Sou a única escritora da área infantojuvenil do Brasil que não é lobatiana. Eu só vim ler Lobato depois de jornalista, por dever do ofício

pra morar lá, e era muito confortável. Meu pai trabalhava nas empresas dela. Não éramos ricos, mas também nunca fomos pobres. Quando ela voltou pra Itália, ele começou a ter uma fazenda, virou ator e pronto. Mas temos essa ligação com a arte desde a Itália. Meu avô paterno era professor de história da arte e autor de muitos livros. Foi o equivalente a um Ministro da Cultura no Brasil, o Diretor Geral das Belas Artes. Veio ao Brasil fazer palestras, tinha uma cátedra em Buenos Aires. A irmã menor dele era uma grandíssima cantora. Seu irmão era arquiteto, cenógrafo, figurinista, trabalhou com Gina Lollobrigida, com Sophia Loren, fez muito cinema e teatro. Então, era de uma família onde dificilmente seria cientista nuclear.
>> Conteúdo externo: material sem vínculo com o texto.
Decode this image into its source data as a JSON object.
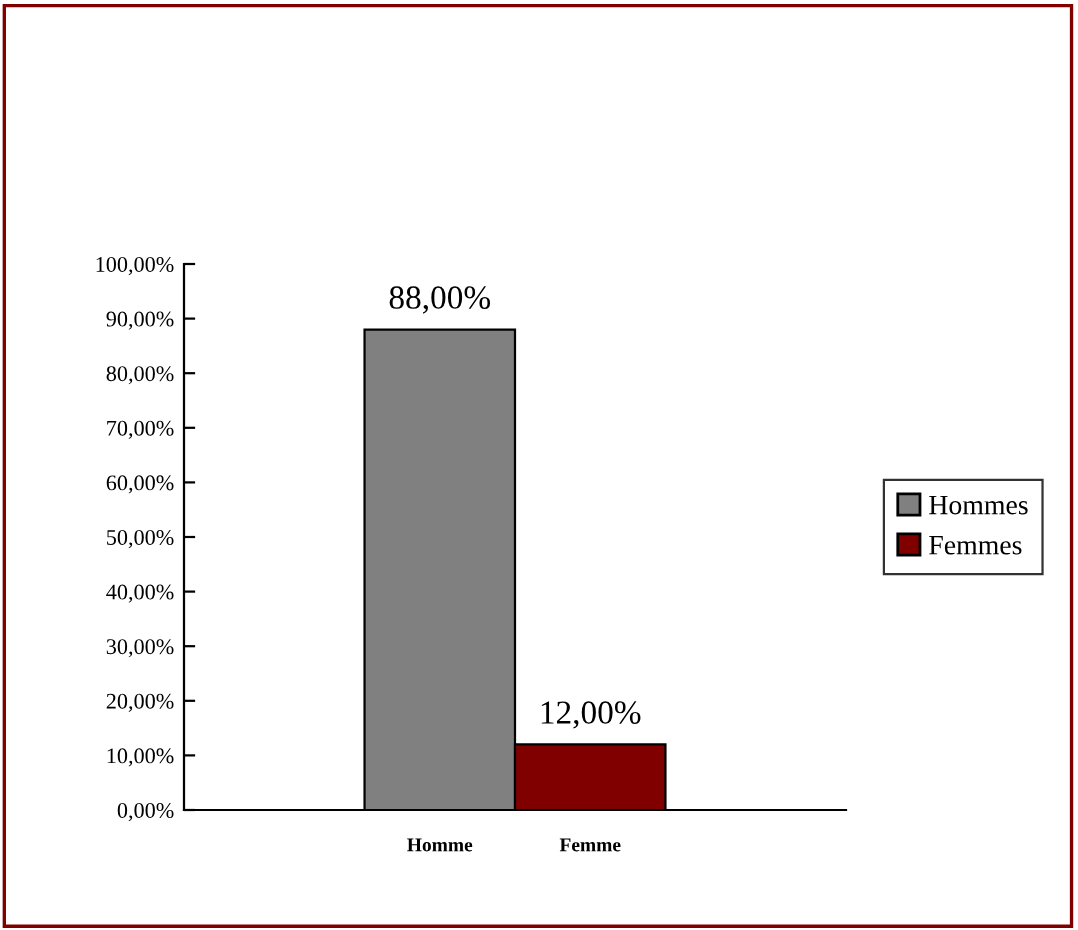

OP- E a aproximação com a literatura? A senhora sempre leu, desde criança, ou foi uma aproximação mais tardia? Marina- Eu leio desde criança, tudo, sempre. Literatura infantil, menos. Os contos

de fadas me eram contados quando eu ainda nem lia. Até os seis anos eu frequentei os contos de fada. Dali pra frente, o que eu li mesmo foram obras literárias adaptadas para jovens, da literatura universal. Muitos livros de aventura, Stevenson (Robert Louis Stevenson), Salgari (Emilio Salgari). Muita coisa. Nunca pensei em fazer literatura infantil. OP - Quando chegou ao Brasil, leu Monteiro Lobato? Marina - Não. Sou a única escritora da área infanto-juvenil do Brasil que não é lobatiana. Não recebi Lobato quando cheguei. Meu pai, de presente de chegada, nos deu a coleção inteira do Júlio Verne, uns livrinhos vermelhos, de capa dura, muito bem editados. Também nos deus O Tesouro da Juventude e a História do Brasil de Rocha Pombo, em cinco volumes. Eu só vim ler Lobato depois de jornalista, por dever de ofício. OP - A maternidade interferiu na sua produção? Marina - Não tem nada a ver. Eu tenho horror a essa conversa de “eu conto histórias maravilhosas pros meus netinhos, então agora vou fazer um livrinho”. Tenho horror. Isso é uma profissão. OP - Então isso não trouxe nenhuma alteração no seu modo de fazer literatura infantil? Marina - Eu sou uma profissional, não sou uma babá. Não se trata de livrinhos ou historinhas, isso é literatura. Então, não tem nada a ver eu ter tido filhos. Quando elas nasceram, eu já era escritora, e esse era o diferencial. Eu era escritora e já tinha livros editados, e também era jornalista e cronista. Eu já era uma profissional.